Zeker, Europa is lang niet in orde, het is zwaar ziek. Maar laten we dan trachten om tenminste op papier de orde te reconstrueren die Europa eigenlijk hebben móest om gezond te zijn. Ieder die het dan ernstig meent met ons zieke moedertje zal het zijne aanbrengen om haar te genezen.
Europa? Een samenstelling van landen! Een land? 'n Natuurlijke of kunstmatige bijeenvoeging van min of meer gelijkgeaarde families. Een familie? 'n Natuurlijk gegroeid geheel van mensen. En een mens? Een met verstand en vrije wil begaafd wezen dat als oorsprong heeft: God, en als doel: ook God.

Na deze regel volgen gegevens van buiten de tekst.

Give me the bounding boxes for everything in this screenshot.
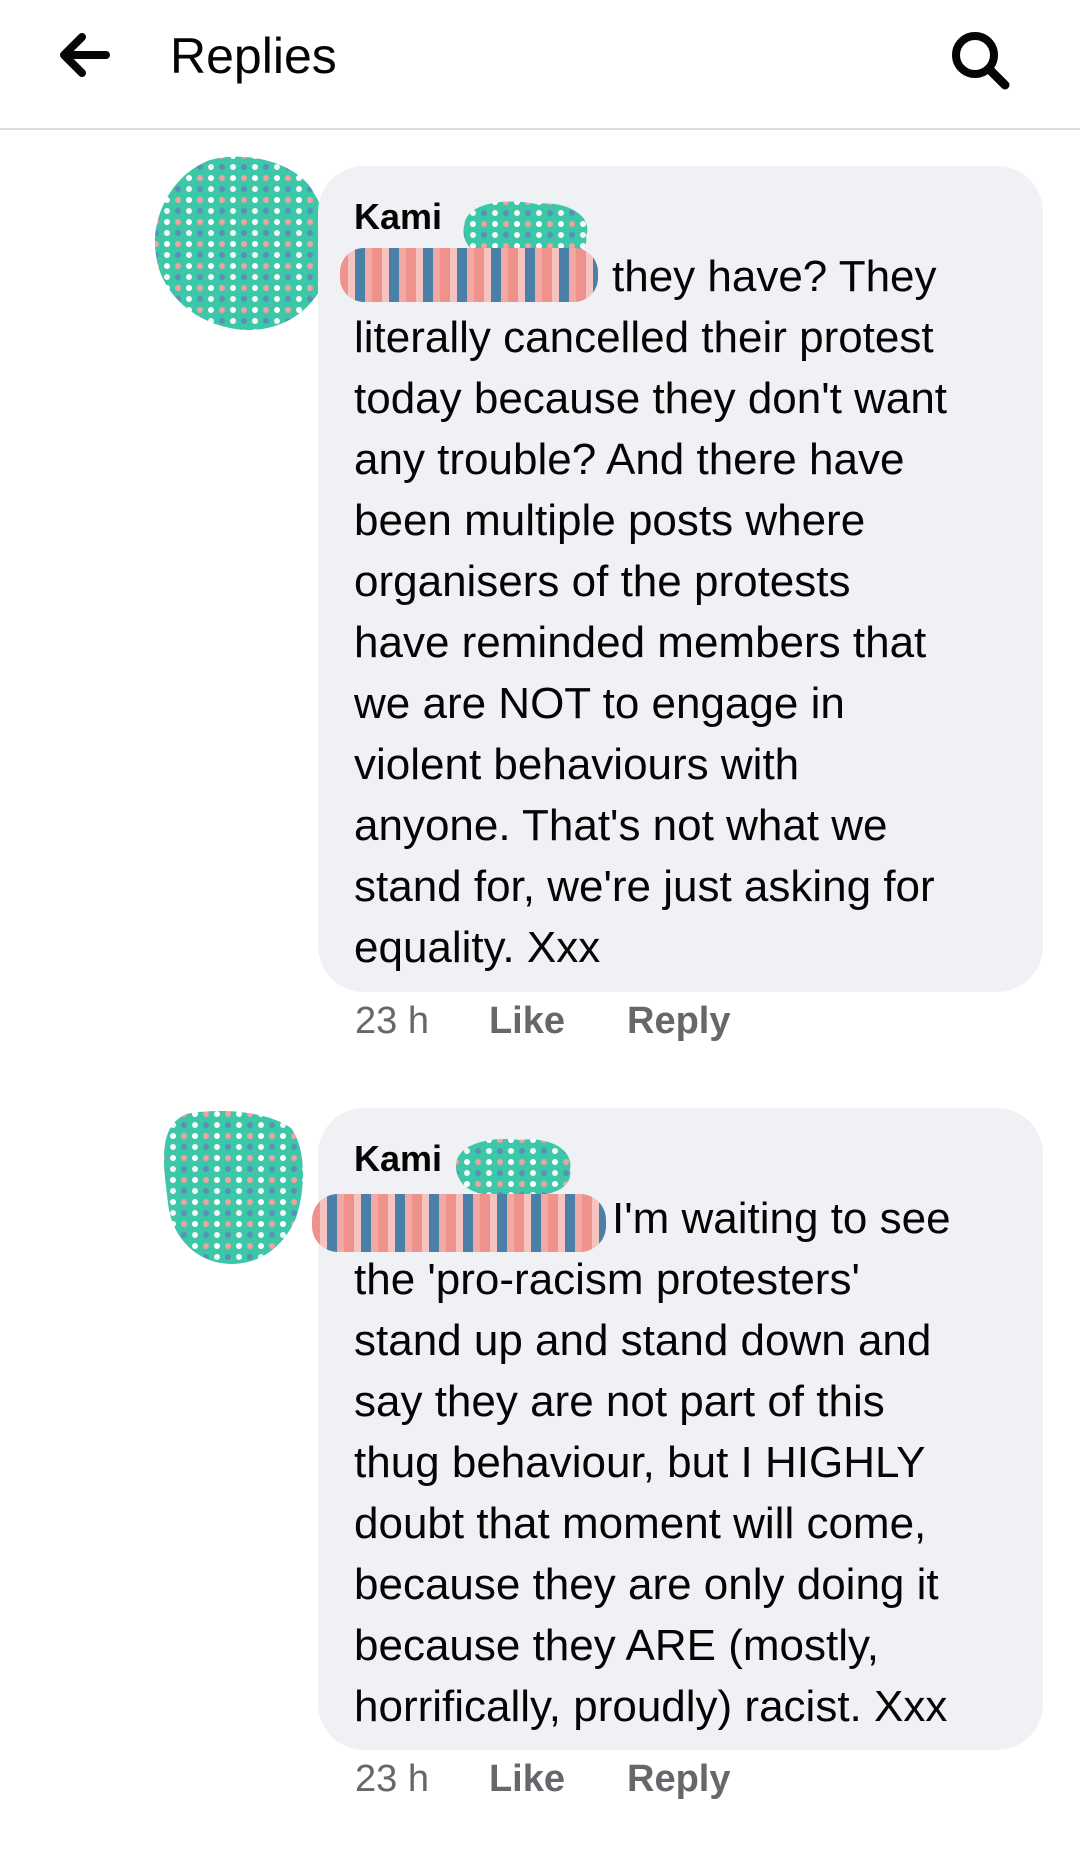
- comment-timestamp[interactable]: 23 h: [355, 1758, 429, 1801]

Indien het laatste doel van een mens is: God, dan is ook het laatste doel van een familie, van een land, van Europa: GOD. En al laat de weg naar God gekronkeld zijn - ligt niet langs die weg het kronkelstempel van een slang! - aan het einde zullen toch brede Vaderarmen wachten, waarin de zwervende kinderen een eeuwig Thuis zullen vinden.
EUROPA - GOD!... ORDE!
Daarbuiten: wanorde, ziekte, waaraan Europa nu zo lijdend is. Wanorde wegens de vele kronkels die tot doolhof werden, maar ook wanorde wegens het niet luisteren naar de stem van de Vader, die al eeuwen geroepen heeft en steeds duidelijker riep en roepen blijft. Of was Isaias een broodprofeet? En Jeremias?... en Christus? En is de Kerk met haar stamboom van twintig eeuwen maar een vereniging voor vissers en dwepers, en niet een instituut voor het Leven?
En wat is de de grondstof van de injectie ‘Rusland’ anders dan een splijtzwam, die nog meer wanorde brengt, nog meer aftrekt van God! Rusland..., niet zoals het was of zou kunnen zijn, doch zoals het nu is: geheel doordrenkt en dronken van een duivels verdovingsmiddel. En in die narcose droomt het van een aards paradijs en het deelt die droom mee aan allen die bleek zijn van honger naar het geluk, wijl zij misschien armoede en ellende gegeten hebben, die waterspijs van ontevredenen. Het communisme, gecamoufleerd of niet, grijpt met zijn bedwelming naar het meest aardse deel van de mens en verdooft de geest, zodat de droom cirkelt alleen rond de stof, rond een paradijs van aarde.
Het paradijsheimwee ligt groeiend in iedere cel, in ieder bloedlichaampje en in elk mensenkind droomt een vogel van zijn nest in het paradijs. Maar dàt paradijs is verzonken in het diepe moeras van de zondvloed. Op aarde is het niet meer vindbaar. Maar toch: profeten van een aards paradijs staan op en wijzen... wijzen naar het moeras. Want slechts dit: als de mens zelf norm wil zijn van z'n daden, als hij alleen bóven zich zelf wil staan, dan zakt hij tot beneden het dier en dan is het dierlijke alleen nog norm van zijn daden, wijl een mens die het roer en de ankers - Geloof en Hoop - van zijn kleine verstandsboot gekapt heeft, een bestendige prooi is van een slijkerig strand.
Eén is er slechts die de vaargeul weet naar het èchte Paradijs: de Wijsheid! Eén die loods is: het Woord. Eén die ankergrond biedt: de Liefde. Daarbuiten is ondergang, chaos, wanorde. Alleen Hij, die de Orde is, bezit ons droomdomein: het paradijs van de Hemel.